Shielding young children from air pollution in Latin America
A new programme installs monitors and shares data, hoping cities will then change policies
A new programme installs monitors and shares data, hoping cities will then change policies
Currently some 750 children aged 4 and younger die annually in South America because of lower respiratory tract infections caused by outdoor fine- particle pollution, mostly from the burning of fossil fuels. The same pollution causes many more young children to be sick, increases asthma incidence, or reduces development of their lung function. Many of these lifelong impacts begin in utero.
At Aires Nuevos, a project formed in 2020, we’ve learned that the first step towards data-driven decisions that address these illnesses and deaths is to measure the quality of the air that children breathe. Many Latin American countries – and most cities – do not have a single monitoring station. The latest World Health Organization Assessment on Air Quality in 2018 showed that Argentina, Brazil and Peru had between 0.02 and 0.08 pollution-measuring sites per million people. This compares to between 2 and 4 per million in Canada and the United States. Latin American cities that do measure air quality typically do not make their data accessible to the public.

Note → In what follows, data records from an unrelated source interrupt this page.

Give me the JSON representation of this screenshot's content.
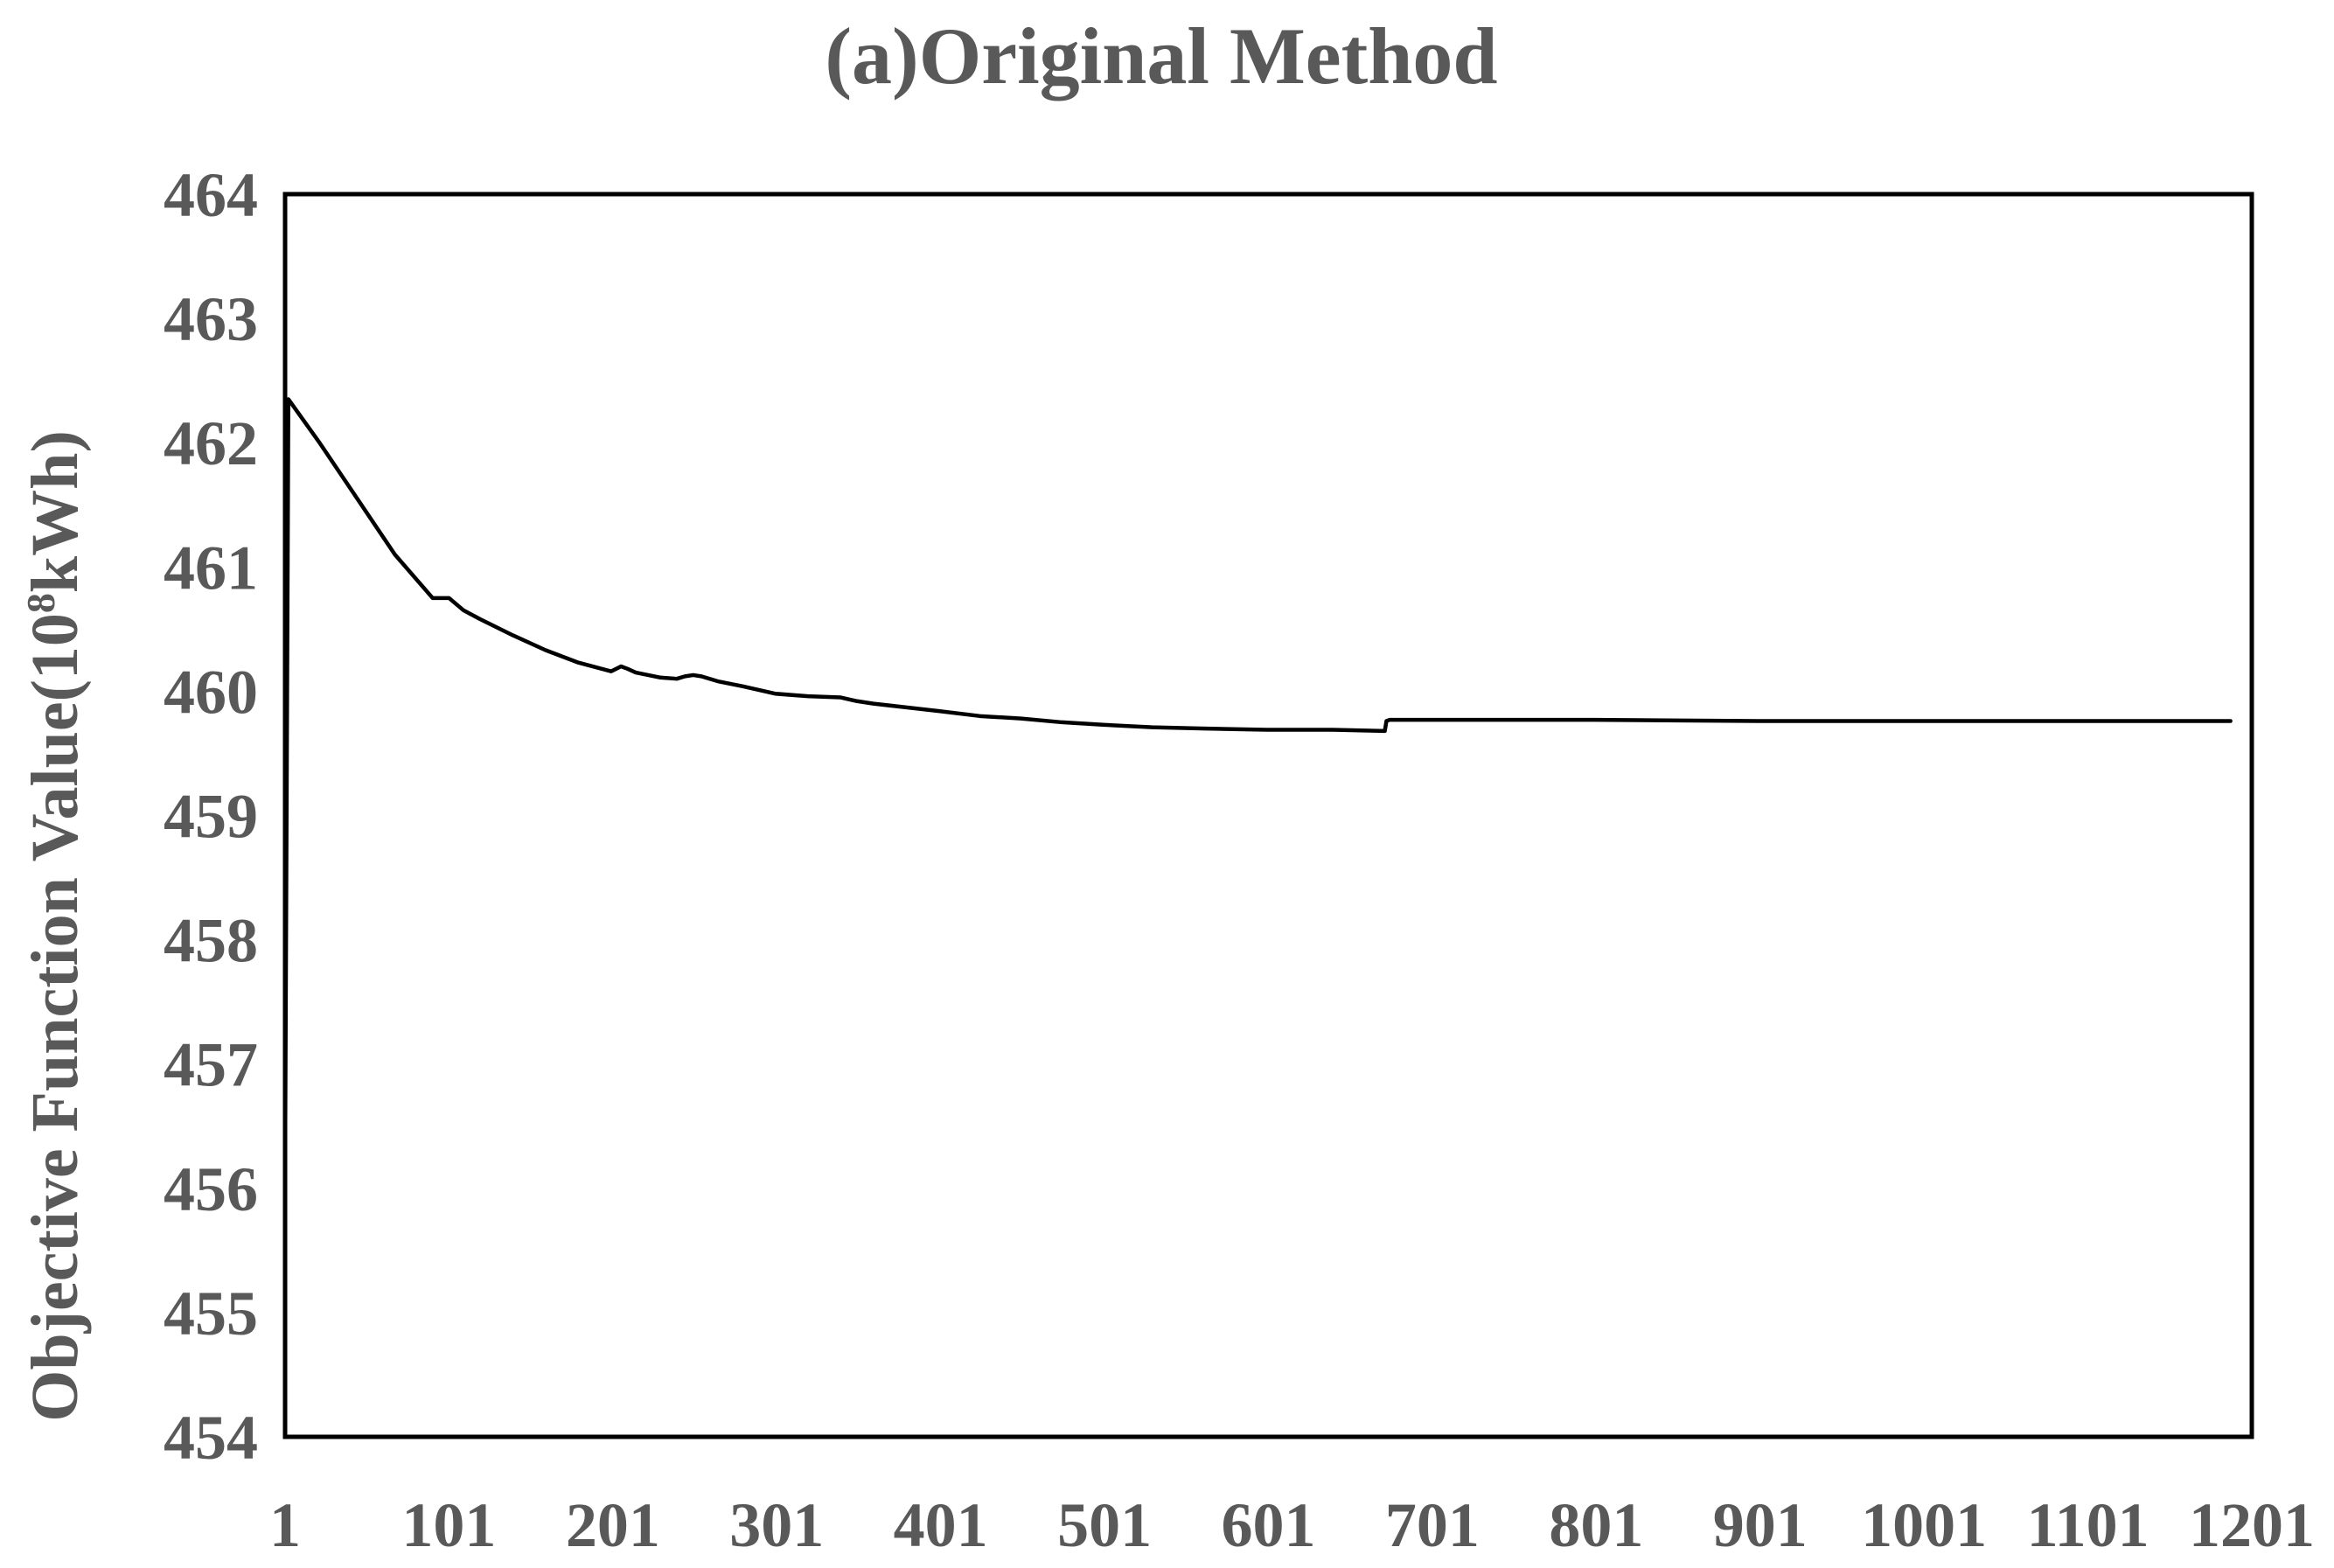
{
  "chart_data": {
    "type": "line",
    "title": "(a)Original Method",
    "ylabel_main": "Objective Function Value(10",
    "ylabel_sup": "8",
    "ylabel_unit": "kWh)",
    "xlabel": "",
    "x_tick_labels": [
      "1",
      "101",
      "201",
      "301",
      "401",
      "501",
      "601",
      "701",
      "801",
      "901",
      "1001",
      "1101",
      "1201"
    ],
    "y_tick_labels": [
      "454",
      "455",
      "456",
      "457",
      "458",
      "459",
      "460",
      "461",
      "462",
      "463",
      "464"
    ],
    "xlim": [
      1,
      1201
    ],
    "ylim": [
      454,
      464
    ],
    "grid": false,
    "legend": "none",
    "series": [
      {
        "color": "#000000",
        "x": [
          1,
          3,
          22,
          45,
          68,
          91,
          101,
          110,
          120,
          140,
          160,
          180,
          200,
          206,
          210,
          215,
          230,
          240,
          245,
          250,
          255,
          265,
          280,
          300,
          320,
          340,
          350,
          360,
          380,
          400,
          425,
          450,
          475,
          500,
          530,
          560,
          600,
          640,
          672,
          673,
          675,
          700,
          750,
          800,
          900,
          1000,
          1100,
          1188
        ],
        "y": [
          456.1,
          462.35,
          462.0,
          461.55,
          461.1,
          460.75,
          460.75,
          460.65,
          460.58,
          460.45,
          460.33,
          460.23,
          460.16,
          460.2,
          460.18,
          460.15,
          460.11,
          460.1,
          460.12,
          460.13,
          460.12,
          460.08,
          460.04,
          459.98,
          459.96,
          459.95,
          459.92,
          459.9,
          459.87,
          459.84,
          459.8,
          459.78,
          459.75,
          459.73,
          459.71,
          459.7,
          459.69,
          459.69,
          459.68,
          459.76,
          459.77,
          459.77,
          459.77,
          459.77,
          459.76,
          459.76,
          459.76,
          459.76
        ]
      }
    ]
  }
}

Between 2014 and 2018, the government of President Michelle Bachelet in Chile expanded the measurement of air quality across the country and used the resulting data to develop a national decontamination strategy.

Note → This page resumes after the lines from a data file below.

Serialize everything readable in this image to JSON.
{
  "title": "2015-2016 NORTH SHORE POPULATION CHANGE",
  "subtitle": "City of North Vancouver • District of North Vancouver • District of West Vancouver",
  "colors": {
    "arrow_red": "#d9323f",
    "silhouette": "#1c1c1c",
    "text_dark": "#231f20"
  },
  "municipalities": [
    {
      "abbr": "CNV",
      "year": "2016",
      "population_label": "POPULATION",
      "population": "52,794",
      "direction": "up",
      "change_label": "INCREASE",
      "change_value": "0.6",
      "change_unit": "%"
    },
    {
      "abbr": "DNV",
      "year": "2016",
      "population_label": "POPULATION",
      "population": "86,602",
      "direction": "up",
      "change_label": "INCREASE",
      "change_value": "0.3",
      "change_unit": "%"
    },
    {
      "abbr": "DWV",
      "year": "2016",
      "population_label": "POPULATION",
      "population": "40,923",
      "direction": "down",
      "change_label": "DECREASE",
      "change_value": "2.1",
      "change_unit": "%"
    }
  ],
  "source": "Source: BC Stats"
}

Monitoring air quality, then following up with strategies for atmospheric decontamination, seems to make an enormous difference. Between May 2014 and December 2018, a key measure of pollution, PM2.5, decreased by between 25% and 49%. Over the same period, the number of children up to age 4 who visited the emergency room due to respiratory symptoms decreased by 28%, and cases of bronchial obstruction fell by 74%.

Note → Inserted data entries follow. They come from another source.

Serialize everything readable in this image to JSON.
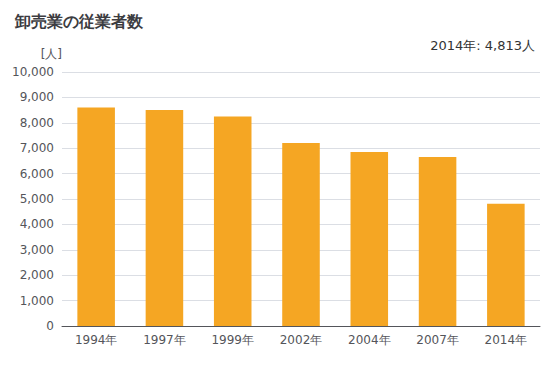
{
  "chart_data": {
    "type": "bar",
    "title": "卸売業の従業者数",
    "ylabel": "[人]",
    "annotation": "2014年: 4,813人",
    "categories": [
      "1994年",
      "1997年",
      "1999年",
      "2002年",
      "2004年",
      "2007年",
      "2014年"
    ],
    "values": [
      8600,
      8500,
      8250,
      7200,
      6850,
      6650,
      4813
    ],
    "color": "#F5A623",
    "ylim": [
      0,
      10000
    ],
    "yticks": [
      0,
      {
        "value": 1000,
        "label": "1,000"
      },
      {
        "value": 2000,
        "label": "2,000"
      },
      {
        "value": 3000,
        "label": "3,000"
      },
      {
        "value": 4000,
        "label": "4,000"
      },
      {
        "value": 5000,
        "label": "5,000"
      },
      {
        "value": 6000,
        "label": "6,000"
      },
      {
        "value": 7000,
        "label": "7,000"
      },
      {
        "value": 8000,
        "label": "8,000"
      },
      {
        "value": 9000,
        "label": "9,000"
      },
      {
        "value": 10000,
        "label": "10,000"
      }
    ],
    "grid": true
  }
}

Aires Nuevos was born out of these findings. At the end of President Bachelet’s administration three years ago, she founded a non-profit called Horizonte Ciudadano. In 2020, in partnership with the Bernard van Leer Foundation and the Children’s Investment Fund Foundation, Horizonte Ciudadano created Aires Nuevos, a 90-member network of Latin American leaders, to reduce children’s exposure to polluted air.
It is the first project in Latin America to engage citizens in measuring air quality, with the aim of minimising the effects of air pollution on young children. In collaboration with the Centro de Acción Climática at Pontificia Universidad Católica de Valparaíso, Aires Nuevos takes the same approach across Latin America that led to good results in Chile: improve measurements, then use the resulting data to generate solutions.
Currently, Latin America’s few official air quality monitoring stations are usually required to be located away from roads and other known sources of pollution, to prevent the readings from being skewed. However, children do not breathe air under such criteria! They breathe whatever air they encounter on their way to and in schools. A general assessment of air quality in a city is useful, but it needs to be complemented with location-based readings that have a specific focus on children’s exposure to pollutants.
To date, Aires Nuevos has delivered a total of 111 air quality sensors to municipalities and universities in eight countries: Mexico, Uruguay, Peru, Brazil, Argentina, Ecuador, Chile and Colombia. We’ve succeed in installing 95 monitors in 28 cities. Once they are installed, these sensors enable us to visualise the effects of air pollution on the health and development of almost 1.5 million children aged 4 and under.
Already we’ve seen that having more nuanced data can inform policy. A good example is the Chilean city of Coyhaique, which is estimated to be the most polluted in Latin America. Due to concern about air pollution, the city usually forbids schoolchildren to participate in physical education classes in winter, despite the fact that 27% of the region’s children are overweight. But real-time data from our sensors showed that air pollution peaks at night, when households burn wood. Pollution is much lower between about 10 a.m. and 3 p.m. We are currently using this data to work with Coyhaique’s municipal government, health services and schools to assess the best time for children to exercise outdoors.
Across Latin America, Aires Nuevos uses a bottom- up strategy that aims to make local residents feel connected to the issue of air pollution, and invested in the effort to protect children from it. To raise community awareness, our sensors generate real- time information on air pollution, which anyone can then view on the IQAir website or read using the IQAir app. In Mexico and Chile, we have already begun offering education on air pollution in communities with sensors.
In each city, Aires Nuevos has also established working groups that bring together political actors, university researchers and communities. Using the data generated by the sensors, these working groups will assess the effects of specific local policies, which might include diverting heavy diesel traffic away from the vicinity of schools; prohibiting vehicles from idling; and using nuisance regulations to curtail emissions from local industry.
Early evidence suggests that banning vehicles (including school buses) from idling near schools could have an especially significant effect. Looking to the longer term, evidence is building for accelerating the phase-out of internal combustion engines and moving toward zero-emission vehicles.
Above all, we want to demonstrate to Latin American countries and cities that action on air pollution is both necessary and feasible. Installing air quality monitors where children play and learn can be the first step towards making other crucial changes.